Full Fact asks watchdog to intervene over inaccurate incapacity benefit reporting
Today the Disability Benefits Consortium — a collection of 50 charities and organisations that work with the disabled — issued a press release arguing that the Government needed to do more to prevent the spread of "dangerously misleading" statistics.
This comes after Full Fact found on Wednesday that the media had repeated mistakes on the proportion of incapacity benefit claimants found "fit for work", and the Work and Pensions select committee had warned of "irresponsible and inaccurate" press coverage of the issue.
Full Fact has complained about this reporting on several occasions, and with the help of the PCC we have ensured many of these inaccurate stories have been corrected.

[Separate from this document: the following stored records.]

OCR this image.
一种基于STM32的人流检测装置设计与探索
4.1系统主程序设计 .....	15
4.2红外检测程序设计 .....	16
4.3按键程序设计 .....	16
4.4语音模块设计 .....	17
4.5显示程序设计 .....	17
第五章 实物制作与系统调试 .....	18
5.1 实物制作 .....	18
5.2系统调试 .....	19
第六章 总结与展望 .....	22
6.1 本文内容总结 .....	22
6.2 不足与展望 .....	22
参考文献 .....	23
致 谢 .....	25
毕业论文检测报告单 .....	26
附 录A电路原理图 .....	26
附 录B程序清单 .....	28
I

However with errors continuing to find their way into print, we believe that more action may be required.
We have therefore today written to the UK Statistics Authority to ask that they intervene by requiring the Department for Work and Pensions to include guidance on how incapacity benefit statistics should and should not be used. In particular, we would like the Authority to warn against some of the most egregious examples of inaccurate reporting that we have seen.
This is an area in which we've had some success before. Following a series of misleading headlines about the proportion of 'new jobs' going to 'foreign workers', Full Fact persuaded the Office for National Statistics to include a note on its releases setting out precisely the limits of the data.
We hope that the UK Statistics Authority and the Department for Work and Pensions will consider doing likewise.